OpenClaw's /allowlist endpoint fails to enforce owner-only access control, allowing any authorized non-owner sender to write allowlist entries to channels they don't own — effectively collapsing channel-level security boundaries within the local AI assistant. While no CISA KEV entry or public exploit exists and exploitation requires prior authorized access, this class of broken function-level authorization becomes significantly more dangerous given OpenClaw's known-troubled supply chain: the package carries 60+ prior CVEs and is directly linked to AIID #1368, where malicious skills delivered AMOS credential-stealing malware to users. A threat actor already embedded via a malicious skill could exploit this flaw to expand allowlist access across privileged channels without owner credentials.
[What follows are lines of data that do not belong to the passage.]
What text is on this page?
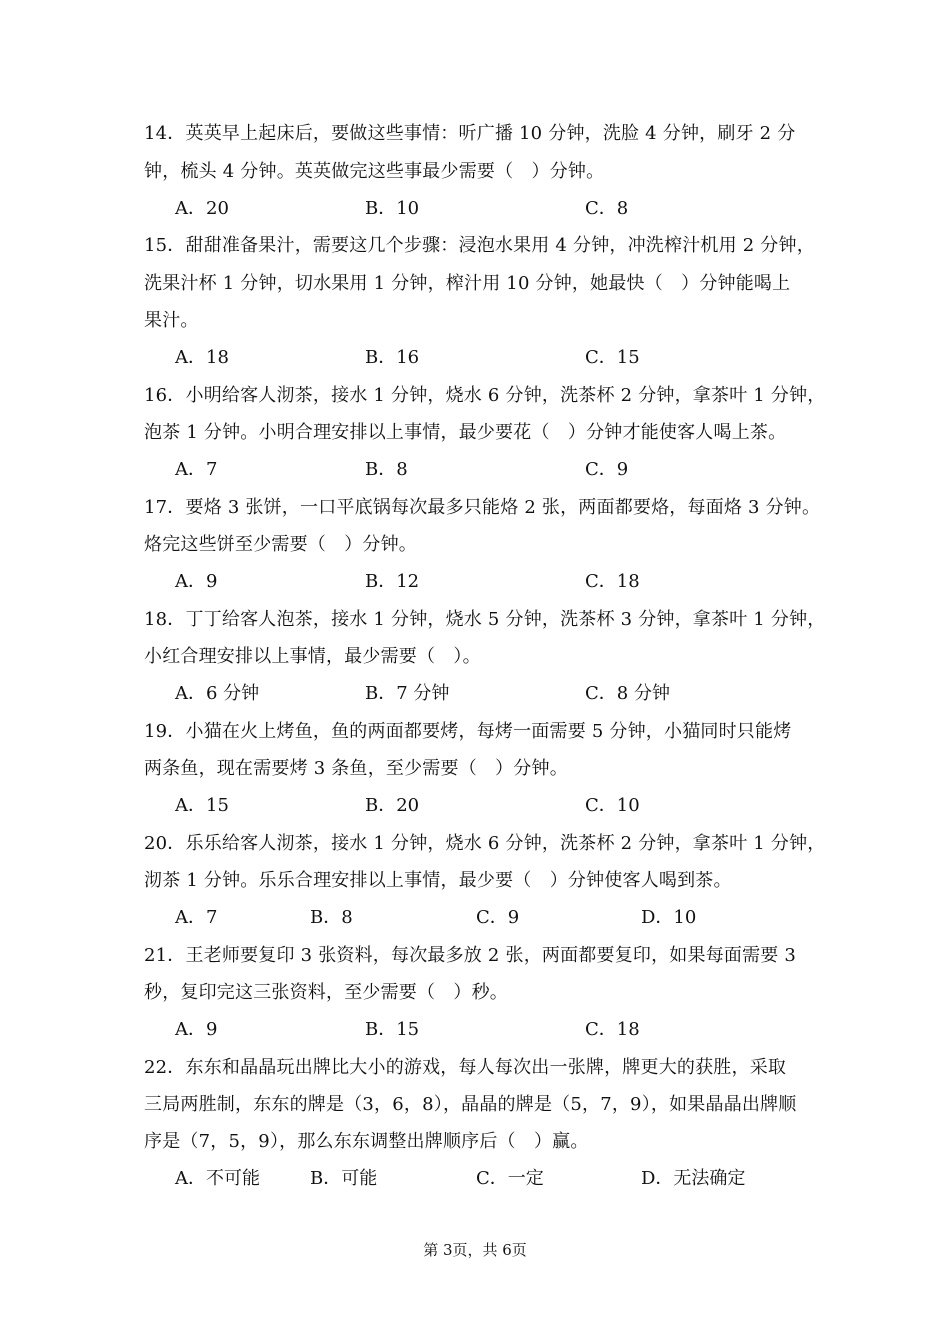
14．英英早上起床后，要做这些事情：听广播 10 分钟，洗脸 4 分钟，刷牙 2 分
钟，梳头 4 分钟。英英做完这些事最少需要（　）分钟。
A．20	B．10	C．8
15．甜甜准备果汁，需要这几个步骤：浸泡水果用 4 分钟，冲洗榨汁机用 2 分钟，
洗果汁杯 1 分钟，切水果用 1 分钟，榨汁用 10 分钟，她最快（　）分钟能喝上
果汁。
A．18	B．16	C．15
16．小明给客人沏茶，接水 1 分钟，烧水 6 分钟，洗茶杯 2 分钟，拿茶叶 1 分钟，
泡茶 1 分钟。小明合理安排以上事情，最少要花（　）分钟才能使客人喝上茶。
A．7	B．8	C．9
17．要烙 3 张饼，一口平底锅每次最多只能烙 2 张，两面都要烙，每面烙 3 分钟。
烙完这些饼至少需要（　）分钟。
A．9	B．12	C．18
18．丁丁给客人泡茶，接水 1 分钟，烧水 5 分钟，洗茶杯 3 分钟，拿茶叶 1 分钟，
小红合理安排以上事情，最少需要（　）。
A．6 分钟	B．7 分钟	C．8 分钟
19．小猫在火上烤鱼，鱼的两面都要烤，每烤一面需要 5 分钟，小猫同时只能烤
两条鱼，现在需要烤 3 条鱼，至少需要（　）分钟。
A．15	B．20	C．10
20．乐乐给客人沏茶，接水 1 分钟，烧水 6 分钟，洗茶杯 2 分钟，拿茶叶 1 分钟，
沏茶 1 分钟。乐乐合理安排以上事情，最少要（　）分钟使客人喝到茶。
A．7	B．8	C．9	D．10
21．王老师要复印 3 张资料，每次最多放 2 张，两面都要复印，如果每面需要 3
秒，复印完这三张资料，至少需要（　）秒。
A．9	B．15	C．18
22．东东和晶晶玩出牌比大小的游戏，每人每次出一张牌，牌更大的获胜，采取
三局两胜制，东东的牌是（3，6，8），晶晶的牌是（5，7，9），如果晶晶出牌顺
序是（7，5，9），那么东东调整出牌顺序后（　）赢。
A．不可能	B．可能	C．一定	D．无法确定
第 3页，共 6页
Upgrade to openclaw v2026.4.8 immediately and audit all existing allowlist configurations for unauthorized entries.

Is GHSA-vc32-h5mq-453v actively exploited?
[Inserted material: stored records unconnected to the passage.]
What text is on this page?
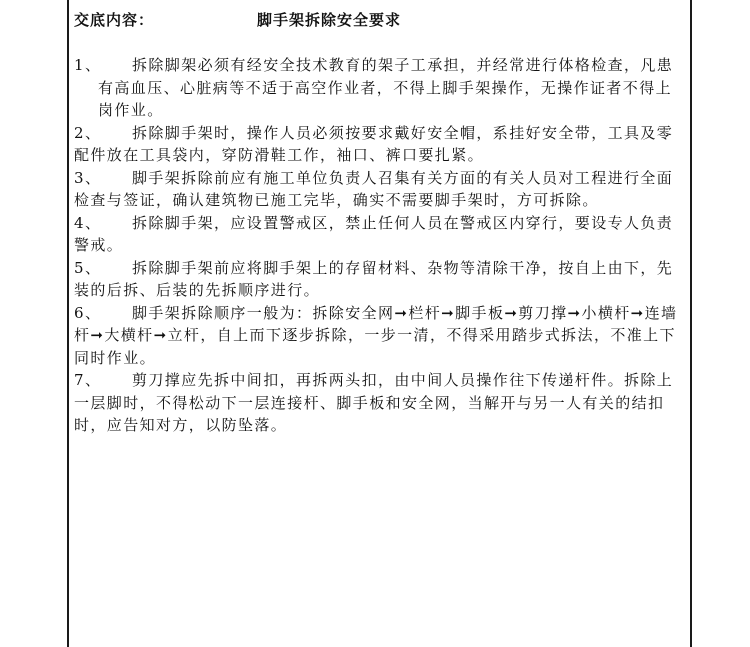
交底内容：	脚手架拆除安全要求

1、	拆除脚架必须有经安全技术教育的架子工承担，并经常进行体格检查，凡患有高血压、心脏病等不适于高空作业者，不得上脚手架操作，无操作证者不得上岗作业。

2、	拆除脚手架时，操作人员必须按要求戴好安全帽，系挂好安全带，工具及零配件放在工具袋内，穿防滑鞋工作，袖口、裤口要扎紧。

3、	脚手架拆除前应有施工单位负责人召集有关方面的有关人员对工程进行全面检查与签证，确认建筑物已施工完毕，确实不需要脚手架时，方可拆除。

4、	拆除脚手架，应设置警戒区，禁止任何人员在警戒区内穿行，要设专人负责警戒。

5、	拆除脚手架前应将脚手架上的存留材料、杂物等清除干净，按自上由下，先装的后拆、后装的先拆顺序进行。

6、	脚手架拆除顺序一般为：拆除安全网➞栏杆➞脚手板➞剪刀撑➞小横杆➞连墙杆➞大横杆➞立杆，自上而下逐步拆除，一步一清，不得采用踏步式拆法，不准上下同时作业。

7、	剪刀撑应先拆中间扣，再拆两头扣，由中间人员操作往下传递杆件。拆除上一层脚时，不得松动下一层连接杆、脚手板和安全网，当解开与另一人有关的结扣时，应告知对方，以防坠落。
No confirmed active exploitation of GHSA-vc32-h5mq-453v has been reported, but organizations should still patch proactively.

How to fix GHSA-vc32-h5mq-453v?

1. Upgrade openclaw to v2026.4.8 immediately — the patched version enforces owner-only authorization on all allowlist writes and includes targeted regression tests for the affected security boundary. 2. Audit existing allowlist configurations across all channels for unauthorized entries, prioritizing high-privilege or administrative channels. 3. Until patched, restrict authorized senders to the minimum required set and monitor /allowlist API calls for cross-channel write patterns. 4. Given AIID #1368, conduct a full inventory of installed OpenClaw skills and remove any unverified or third-party skills from untrusted sources.
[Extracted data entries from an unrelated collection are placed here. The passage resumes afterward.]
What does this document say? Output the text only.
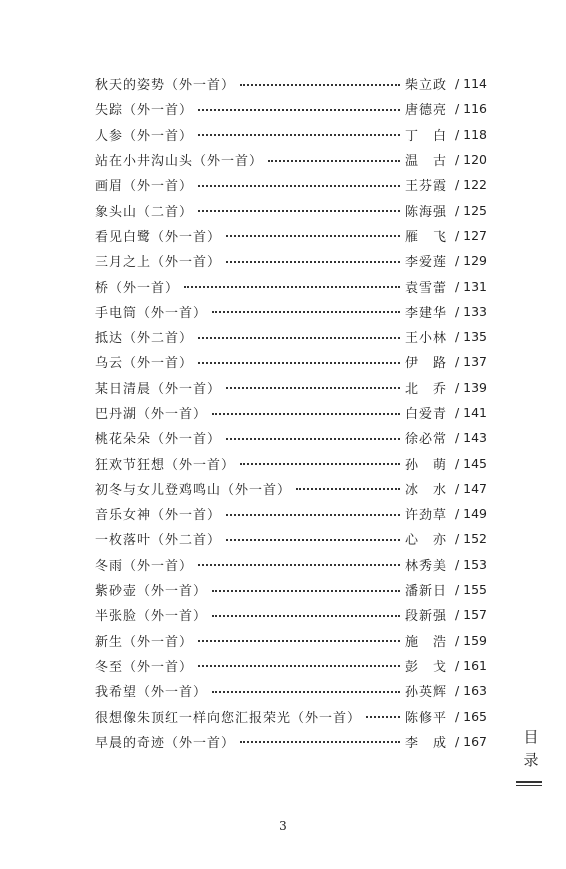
秋天的姿势（外一首）	柴立政 / 114
失踪（外一首）	唐德亮 / 116
人参（外一首）	丁　白 / 118
站在小井沟山头（外一首）	温　古 / 120
画眉（外一首）	王芬霞 / 122
象头山（二首）	陈海强 / 125
看见白鹭（外一首）	雁　飞 / 127
三月之上（外一首）	李爱莲 / 129
桥（外一首）	袁雪蕾 / 131
手电筒（外一首）	李建华 / 133
抵达（外二首）	王小林 / 135
乌云（外一首）	伊　路 / 137
某日清晨（外一首）	北　乔 / 139
巴丹湖（外一首）	白爱青 / 141
桃花朵朵（外一首）	徐必常 / 143
狂欢节狂想（外一首）	孙　萌 / 145
初冬与女儿登鸡鸣山（外一首）	冰　水 / 147
音乐女神（外一首）	许劲草 / 149
一枚落叶（外二首）	心　亦 / 152
冬雨（外一首）	林秀美 / 153
紫砂壶（外一首）	潘新日 / 155
半张脸（外一首）	段新强 / 157
新生（外一首）	施　浩 / 159
冬至（外一首）	彭　戈 / 161
我希望（外一首）	孙英辉 / 163
很想像朱顶红一样向您汇报荣光（外一首）	陈修平 / 165
早晨的奇迹（外一首）	李　成 / 167	目
录
3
What systems are affected by GHSA-vc32-h5mq-453v?

This vulnerability affects the following AI/ML architecture patterns: agent frameworks, local AI assistants, multi-channel AI agent deployments.

What is the CVSS score for GHSA-vc32-h5mq-453v?

No CVSS score has been assigned yet.

Technical Details

NVD Description

## Impact /allowlist omits owner-only enforcement for cross-channel allowlist writes. An authorized non-owner sender could attempt allowlist writes against a different channel. OpenClaw is a user-controlled local assistant. This advisory is scoped to the OpenClaw trust model and does not assume a multi-tenant service boundary. ## Affected Packages / Versions - Package: `openclaw` (npm) - Affected versions: `<=v2026.4.1` - Patched versions: `2026.4.8` ## Fix The issue was fixed on `main` and is available in the patched npm version listed above. The verified fixed tree is commit `d7c3210cd6f5fdfdc1beff4c9541673e814354d5`. ## Verification The fix was re-checked against `main` before publication, including targeted regression tests for the affected security boundary. ## Credits Thanks @zsxsoft and @KeenSecurityLab for reporting.

Exploitation Scenario

An attacker installs or compromises a malicious OpenClaw skill that operates as an authorized non-owner sender on a victim's low-privilege channel. Using the unpatched /allowlist endpoint, the skill sends crafted write requests targeting a high-privilege administrative channel's allowlist, injecting an attacker-controlled identity. With allowlist access to the administrative channel established without owner credentials, the attacker can invoke agent tools, exfiltrate data, or persist across sessions — escalating from a limited skill context to broader agent access across the entire multi-channel deployment.